230 F3d 1066 Melvin Leroy Tyler
230 F.3d 1066 (8th Cir. 2000)
Melvin Leroy Tyler; Darlene F. Chambers; James W. Chambers; Neil Schleeper; Bernard E. Bailey; Frank Kevin Pool, Appellants,
Mel Carnahan; Jay Nixon; State of Missouri; Denise Thomas; Stephan Hawke; Duane Benton; Troy Hyde; Dora Schriro; and Cranston Mitchell, Chairman of the Missouri Board of Probation and Parole, Appellees.
United States Court of Appeals FOR THE EIGHTH CIRCUIT
Submitted: October 6, 2000
Filed: October 18, 2000
On Appeal from the United States District Court for the Eastern Districtof Missouri.
Before RICHARD S. ARNOLD, BEAM, and MORRIS SHEPPARD ARNOLD, Circuit Judges.
Missouri inmates Melvin Leroy Tyler, James Chambers, Neil Schleeper, Bernard Bailey, and Frank Kevin Pool (the inmates), and Darlene Chambers, Chambers's wife, appeal the dismissal of their 42 U.S.C. 1983 complaint. Appellants' verified complaint raised due process claims related to state post-conviction, parole, and clemency procedures; challenged the constitutionality of federal and state statutory provisions for collecting fees in prisoner lawsuits; and asserted civil rights claims relating to privacy, property, access to the courts, and conditions of confinement.Appellants additionally have raised several procedural issues on appeal.
Appellants' procedural issues and challenges to the constitutionality of the federal and state filing-fee statutes are meritless; the due process claims fail; all but one of the inmates' conditions-of-confinement claims fail to state an Eighth Amendment violation; and the claims against the judge and the prosecutor are either barred by judicial and prosecutorial immunity, or fail to allege the violation of a constitutional right. As to all of these claims, we affirm the decision of the District Court.

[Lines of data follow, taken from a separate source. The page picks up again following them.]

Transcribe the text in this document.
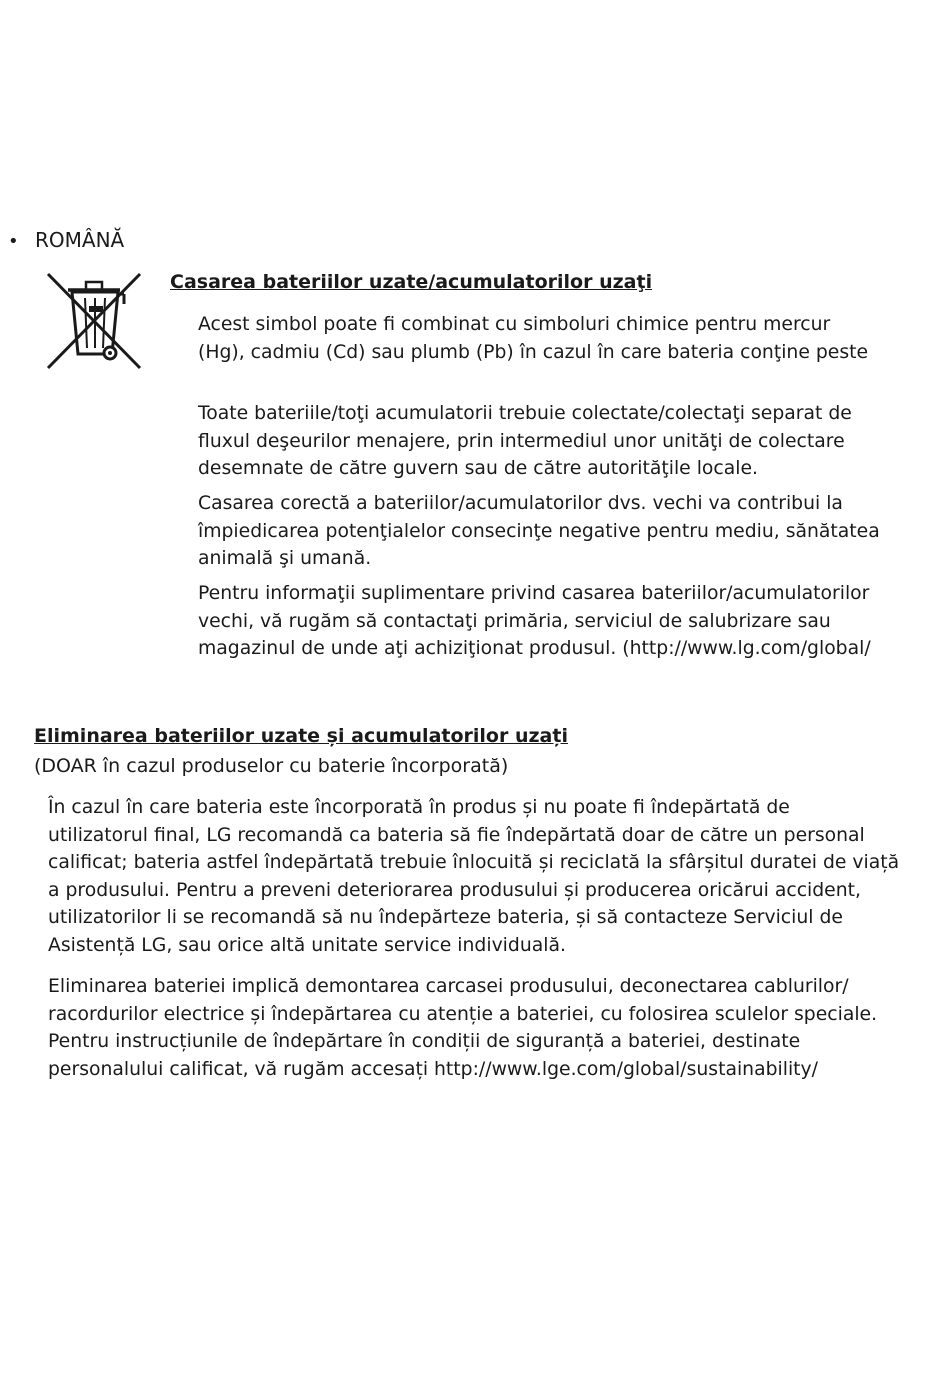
• ROMÂNĂ

Casarea bateriilor uzate/acumulatorilor uzaţi

Acest simbol poate fi combinat cu simboluri chimice pentru mercur
(Hg), cadmiu (Cd) sau plumb (Pb) în cazul în care bateria conţine peste

Toate bateriile/toţi acumulatorii trebuie colectate/colectaţi separat de
fluxul deşeurilor menajere, prin intermediul unor unităţi de colectare
desemnate de către guvern sau de către autorităţile locale.

Casarea corectă a bateriilor/acumulatorilor dvs. vechi va contribui la
împiedicarea potenţialelor consecinţe negative pentru mediu, sănătatea
animală şi umană.

Pentru informaţii suplimentare privind casarea bateriilor/acumulatorilor
vechi, vă rugăm să contactaţi primăria, serviciul de salubrizare sau
magazinul de unde aţi achiziţionat produsul. (http://www.lg.com/global/

Eliminarea bateriilor uzate și acumulatorilor uzați

(DOAR în cazul produselor cu baterie încorporată)

În cazul în care bateria este încorporată în produs și nu poate fi îndepărtată de
utilizatorul final, LG recomandă ca bateria să fie îndepărtată doar de către un personal
calificat; bateria astfel îndepărtată trebuie înlocuită și reciclată la sfârșitul duratei de viață
a produsului. Pentru a preveni deteriorarea produsului și producerea oricărui accident,
utilizatorilor li se recomandă să nu îndepărteze bateria, și să contacteze Serviciul de
Asistență LG, sau orice altă unitate service individuală.

Eliminarea bateriei implică demontarea carcasei produsului, deconectarea cablurilor/
racordurilor electrice și îndepărtarea cu atenție a bateriei, cu folosirea sculelor speciale.
Pentru instrucțiunile de îndepărtare în condiții de siguranță a bateriei, destinate
personalului calificat, vă rugăm accesați http://www.lge.com/global/sustainability/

We hold however, that Mr. Bailey stated a claim upon which relief may be granted. Bailey alleged that defendant Dora Schriro, Director of the Missouri Department of Corrections (DOC), through the DOC mental health program, forced him to stay in a special-needs unit at the Potosi Correctional Center, and that when he protested to her about his continued confinement he was "locked down" without sunlight, recreation, or fresh air. He claimed that he was denied access to the prison grievance system, forced to undergo involuntary medical treatment, and denied consideration for community placement and parole because of his mental health classification, and that when he wrote letters to Schriro's office to protest his confinement he was "terrorize[d]" further. He also claimed that Schriro was "fully aware that [he was] being harassed . . . over his protest." On the basis of these allegations, we conclude that Bailey has stated a retaliation claim against Schriro. See Cooper v. Schriro, 189 F.3d 781, 784 (8th Cir. 1999) (per curiam) (allegations that prison officials shut off inmate's water for five days and threatened inmate's safety were sufficient to state a retaliation claim); Boyd v. Knox, 47 F.3d 966, 968 (8th Cir. 1995) (to be liable under 1983, "supervisor must know about the conduct and facilitate it, approve it, condone it, or turn a blind eye" to it (internal quotation and citation omitted)); Madewell v. Roberts, 909 F.2d 1203, 1206 (8th Cir. 1990) (act in retaliation for exercise of constitutionally protected right is actionable under 1983 even if act would have been proper if taken for another reason).
Accordingly, we affirm the judgment of the District Court as to all claims except Bailey's retaliation claim. We reverse with respect to the retaliation claim and remand it to the District Court.